Das Gefühl, in einem „goldenem Zeitalter“ zu leben, war in der ersten Hälfte der langen Regierungszeit Ludwigs weit verbreitet. In der zweiten Hälfte, die durch eine Verschlechterung der Wirtschaftslage und vor allem durch militärische Niederlagen gekennzeichnet war, mochte man umso weniger seine Zweifel an dieser Überlegenheit äußern. Und warum sollte allein die Kunst eine Ausnahme sein? Boileau hatte indes einen persönlichen Grund, empört zu sein: Wegen seiner giftig-witzigen Satiren berühmt und gefürchtet, hielt er sich nicht nur für den „Oberen Richter des Geschmacks“ der Pariser Literatursalons – er war es auch.

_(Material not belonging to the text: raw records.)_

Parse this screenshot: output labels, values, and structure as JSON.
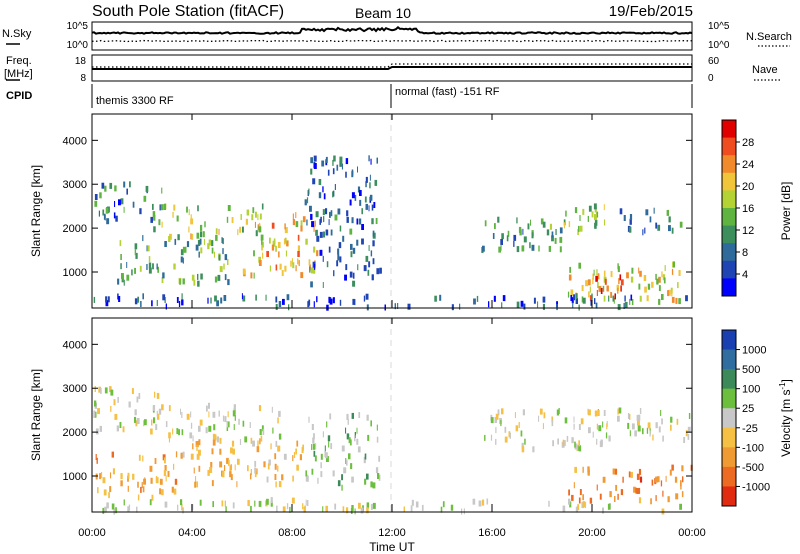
{
  "header": {
    "title": "South Pole Station (fitACF)",
    "beam": "Beam 10",
    "date": "19/Feb/2015"
  },
  "strips": {
    "nsky_label": "N.Sky",
    "nsearch_label": "N.Search",
    "freq_label_line1": "Freq.",
    "freq_label_line2": "[MHz]",
    "nave_label": "Nave",
    "cpid_label": "CPID",
    "noise_ticks_left": [
      "10^5",
      "10^0"
    ],
    "noise_ticks_right": [
      "10^5",
      "10^0"
    ],
    "freq_ticks_left": [
      "18",
      "8"
    ],
    "nave_ticks_right": [
      "60",
      "0"
    ],
    "cpid_modes": [
      {
        "name": "themis 3300 RF",
        "start_hour": 0
      },
      {
        "name": "normal (fast) -151 RF",
        "start_hour": 12
      }
    ]
  },
  "colors": {
    "power_scale": [
      "#0000ff",
      "#1f45b5",
      "#2e6b9a",
      "#3c8f5c",
      "#5fb341",
      "#b5d235",
      "#f0c53a",
      "#f08a2b",
      "#ef4d1f",
      "#e00000"
    ],
    "velocity_scale": [
      "#1a3fb0",
      "#2f6e9e",
      "#3c8a5a",
      "#6cbf3d",
      "#c8c8c8",
      "#f5c043",
      "#f09a33",
      "#ec6a22",
      "#e12b10"
    ]
  },
  "chart_data": {
    "type": "heatmap",
    "x_label": "Time UT",
    "x_range_hours": [
      0,
      24
    ],
    "x_ticks": [
      "00:00",
      "04:00",
      "08:00",
      "12:00",
      "16:00",
      "20:00",
      "00:00"
    ],
    "y_label": "Slant Range [km]",
    "y_range_km": [
      180,
      4600
    ],
    "y_ticks": [
      "1000",
      "2000",
      "3000",
      "4000"
    ],
    "y_tick_values": [
      1000,
      2000,
      3000,
      4000
    ],
    "panels": [
      {
        "name": "power",
        "colorbar_label": "Power [dB]",
        "colorbar_ticks": [
          "4",
          "8",
          "12",
          "16",
          "20",
          "24",
          "28"
        ],
        "scale_range": [
          0,
          30
        ],
        "echo_regions": [
          {
            "t0": 0.0,
            "t1": 2.8,
            "r0": 2100,
            "r1": 3000,
            "v": 8
          },
          {
            "t0": 2.4,
            "t1": 6.8,
            "r0": 1700,
            "r1": 2500,
            "v": 16
          },
          {
            "t0": 6.0,
            "t1": 9.0,
            "r0": 900,
            "r1": 2400,
            "v": 20
          },
          {
            "t0": 1.0,
            "t1": 5.5,
            "r0": 700,
            "r1": 1800,
            "v": 12
          },
          {
            "t0": 8.5,
            "t1": 11.5,
            "r0": 700,
            "r1": 3600,
            "v": 7
          },
          {
            "t0": 15.5,
            "t1": 19.0,
            "r0": 1500,
            "r1": 2200,
            "v": 10
          },
          {
            "t0": 18.0,
            "t1": 20.5,
            "r0": 1900,
            "r1": 2600,
            "v": 14
          },
          {
            "t0": 21.0,
            "t1": 24.0,
            "r0": 1900,
            "r1": 2400,
            "v": 9
          },
          {
            "t0": 19.0,
            "t1": 23.5,
            "r0": 300,
            "r1": 1200,
            "v": 18
          },
          {
            "t0": 19.8,
            "t1": 21.2,
            "r0": 400,
            "r1": 900,
            "v": 27
          },
          {
            "t0": 0.0,
            "t1": 24.0,
            "r0": 180,
            "r1": 450,
            "v": 6
          }
        ]
      },
      {
        "name": "velocity",
        "colorbar_label": "Velocity [m s^-1]",
        "colorbar_ticks": [
          "1000",
          "500",
          "100",
          "25",
          "-25",
          "-100",
          "-500",
          "-1000"
        ],
        "scale_range": [
          -1000,
          1000
        ],
        "echo_regions": [
          {
            "t0": 0.0,
            "t1": 3.0,
            "r0": 2000,
            "r1": 3000,
            "v": 0
          },
          {
            "t0": 3.0,
            "t1": 7.5,
            "r0": 1700,
            "r1": 2600,
            "v": 0
          },
          {
            "t0": 0.0,
            "t1": 3.5,
            "r0": 500,
            "r1": 1500,
            "v": -350
          },
          {
            "t0": 3.5,
            "t1": 8.5,
            "r0": 800,
            "r1": 1800,
            "v": -300
          },
          {
            "t0": 8.5,
            "t1": 11.5,
            "r0": 700,
            "r1": 2400,
            "v": 150
          },
          {
            "t0": 15.5,
            "t1": 20.5,
            "r0": 1600,
            "r1": 2500,
            "v": 0
          },
          {
            "t0": 20.0,
            "t1": 24.0,
            "r0": 1800,
            "r1": 2500,
            "v": -20
          },
          {
            "t0": 19.0,
            "t1": 24.0,
            "r0": 400,
            "r1": 1200,
            "v": -550
          },
          {
            "t0": 0.0,
            "t1": 24.0,
            "r0": 180,
            "r1": 450,
            "v": 0
          }
        ]
      }
    ]
  }
}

Und mehr als das: In seiner drei Jahre vor dem schicksalhaften 27. Januar 1687 vollendeten Poetik „L’Art poétique“ hat er das gesamte Regelwerk des Klassizismus aufgestellt, für Jahrhunderte, wie es schien. Was geht, was nicht geht, was schön, was unschön ist. In guten alexandrinischen Versen!

Jetzt, drei mickrige Jahre später, erklärt dieser Banause, der nicht einmal richtig Griechisch kann, Ovid, Horaz und sogar den großem Homer für zu unzivilisiert für unsere glückliche Zeit. Und den preziösen Roman, den Boileau als eine absolut unseriöse Gattung abschmetterte, zum moralisch und literarisch perfekten Höhepunkt der Literaturgeschichte.

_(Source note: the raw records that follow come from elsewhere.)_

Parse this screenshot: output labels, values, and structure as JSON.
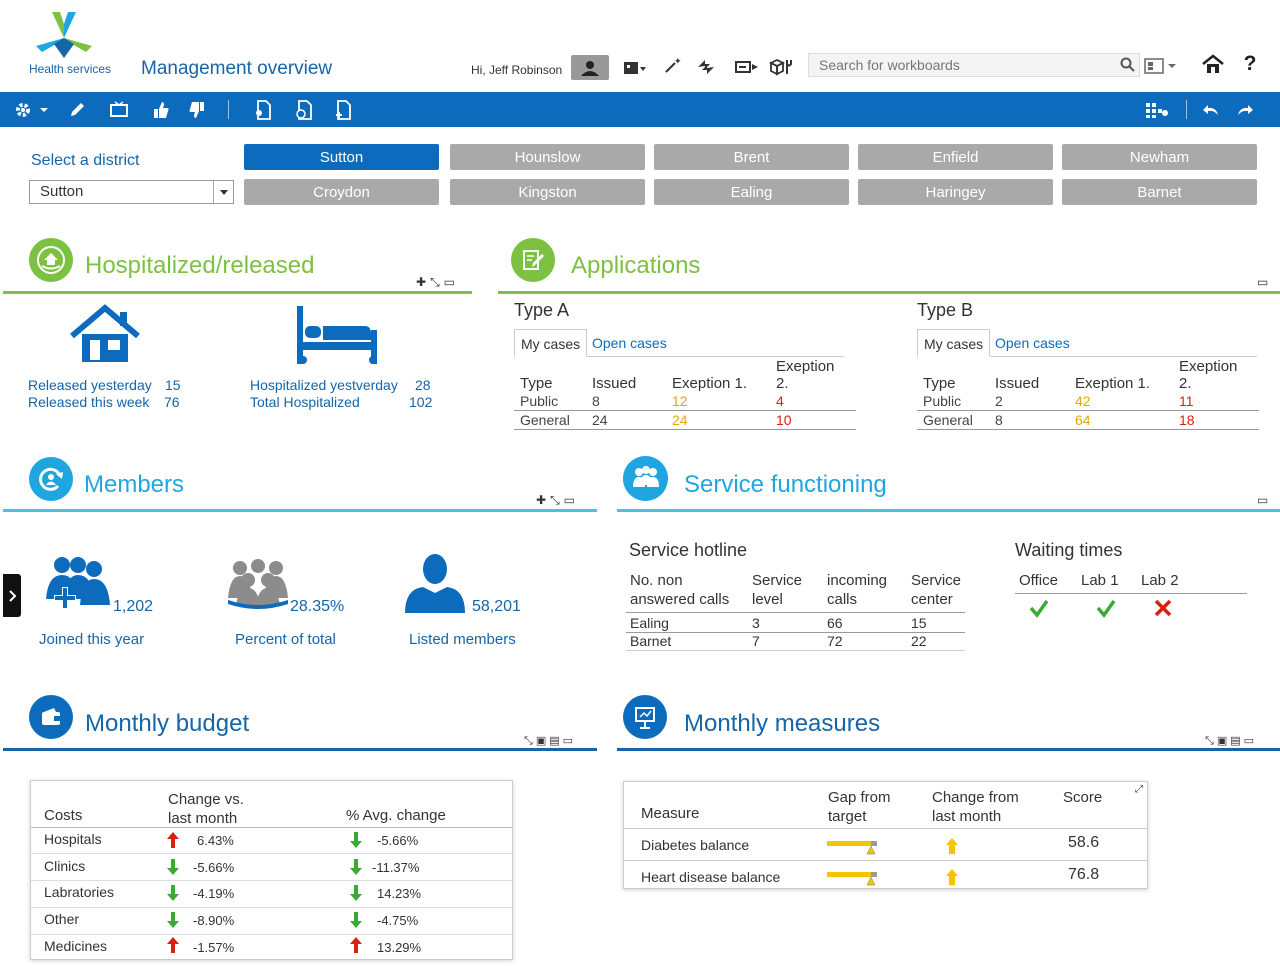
{
  "header": {
    "logo_text": "Health services",
    "title": "Management overview",
    "greeting": "Hi, Jeff Robinson",
    "search_placeholder": "Search for workboards"
  },
  "district": {
    "label": "Select a district",
    "selected": "Sutton",
    "buttons_row1": [
      "Sutton",
      "Hounslow",
      "Brent",
      "Enfield",
      "Newham"
    ],
    "buttons_row2": [
      "Croydon",
      "Kingston",
      "Ealing",
      "Haringey",
      "Barnet"
    ]
  },
  "hospitalized": {
    "title": "Hospitalized/released",
    "released_yesterday_label": "Released yesterday",
    "released_yesterday": "15",
    "released_week_label": "Released this week",
    "released_week": "76",
    "hosp_yesterday_label": "Hospitalized yestverday",
    "hosp_yesterday": "28",
    "total_label": "Total Hospitalized",
    "total": "102"
  },
  "applications": {
    "title": "Applications",
    "tab_my": "My cases",
    "tab_open": "Open cases",
    "headers": [
      "Type",
      "Issued",
      "Exeption 1.",
      "Exeption 2."
    ],
    "type_a": {
      "title": "Type A",
      "rows": [
        {
          "type": "Public",
          "issued": "8",
          "e1": "12",
          "e2": "4"
        },
        {
          "type": "General",
          "issued": "24",
          "e1": "24",
          "e2": "10"
        }
      ]
    },
    "type_b": {
      "title": "Type B",
      "rows": [
        {
          "type": "Public",
          "issued": "2",
          "e1": "42",
          "e2": "11"
        },
        {
          "type": "General",
          "issued": "8",
          "e1": "64",
          "e2": "18"
        }
      ]
    }
  },
  "members": {
    "title": "Members",
    "joined": "1,202",
    "joined_label": "Joined this year",
    "percent": "28.35%",
    "percent_label": "Percent of total",
    "listed": "58,201",
    "listed_label": "Listed members"
  },
  "service": {
    "title": "Service functioning",
    "hotline_title": "Service hotline",
    "h_col1a": "No. non",
    "h_col1b": "answered calls",
    "h_col2a": "Service",
    "h_col2b": "level",
    "h_col3a": "incoming",
    "h_col3b": "calls",
    "h_col4a": "Service",
    "h_col4b": "center",
    "rows": [
      {
        "name": "Ealing",
        "level": "3",
        "calls": "66",
        "center": "15"
      },
      {
        "name": "Barnet",
        "level": "7",
        "calls": "72",
        "center": "22"
      }
    ],
    "waiting_title": "Waiting times",
    "waiting_cols": [
      "Office",
      "Lab 1",
      "Lab 2"
    ]
  },
  "budget": {
    "title": "Monthly budget",
    "h_costs": "Costs",
    "h_change_a": "Change  vs.",
    "h_change_b": "last month",
    "h_avg": "% Avg. change",
    "rows": [
      {
        "name": "Hospitals",
        "change": "6.43%",
        "avg": "-5.66%"
      },
      {
        "name": "Clinics",
        "change": "-5.66%",
        "avg": "-11.37%"
      },
      {
        "name": "Labratories",
        "change": "-4.19%",
        "avg": "14.23%"
      },
      {
        "name": "Other",
        "change": "-8.90%",
        "avg": "-4.75%"
      },
      {
        "name": "Medicines",
        "change": "-1.57%",
        "avg": "13.29%"
      }
    ]
  },
  "measures": {
    "title": "Monthly measures",
    "h_measure": "Measure",
    "h_gap_a": "Gap from",
    "h_gap_b": "target",
    "h_change_a": "Change from",
    "h_change_b": "last month",
    "h_score": "Score",
    "rows": [
      {
        "name": "Diabetes balance",
        "score": "58.6"
      },
      {
        "name": "Heart disease balance",
        "score": "76.8"
      }
    ]
  }
}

An jenem 27. Januar 1687 begann der Streit über das Alte und das Neue, die „Querelle des Anciens et des Modernes“, die mehr als dreißig Jahre lang das kulturelle Leben Frankreichs beherrschte. Wichtiger noch: An diesem Tag wurde auch die Idee des künstlerischen, ja menschlichen Fortschritts geboren – aus dem Geiste der höfischen Schmeichelei, die im „Zeitalter Ludwigs des Großen“ Gesetz war. Vor 300 Jahren, am 13. März 1711, ist Nicolas Boileau in Paris gestorben: verbittert und seiner schönen klassizistischen Ewigkeit für immer beraubt. Der Streit ist seit 300 Jahren entschieden: Der Fortschritt hat gewonnen. Wir, die Menschheit, werden mit jeder Generation besser, klüger und talentierter. Davon kann sich jeder leicht überzeugen – etwa durch einen kurzen Blick in die Wälzer auf der Bestsellerliste.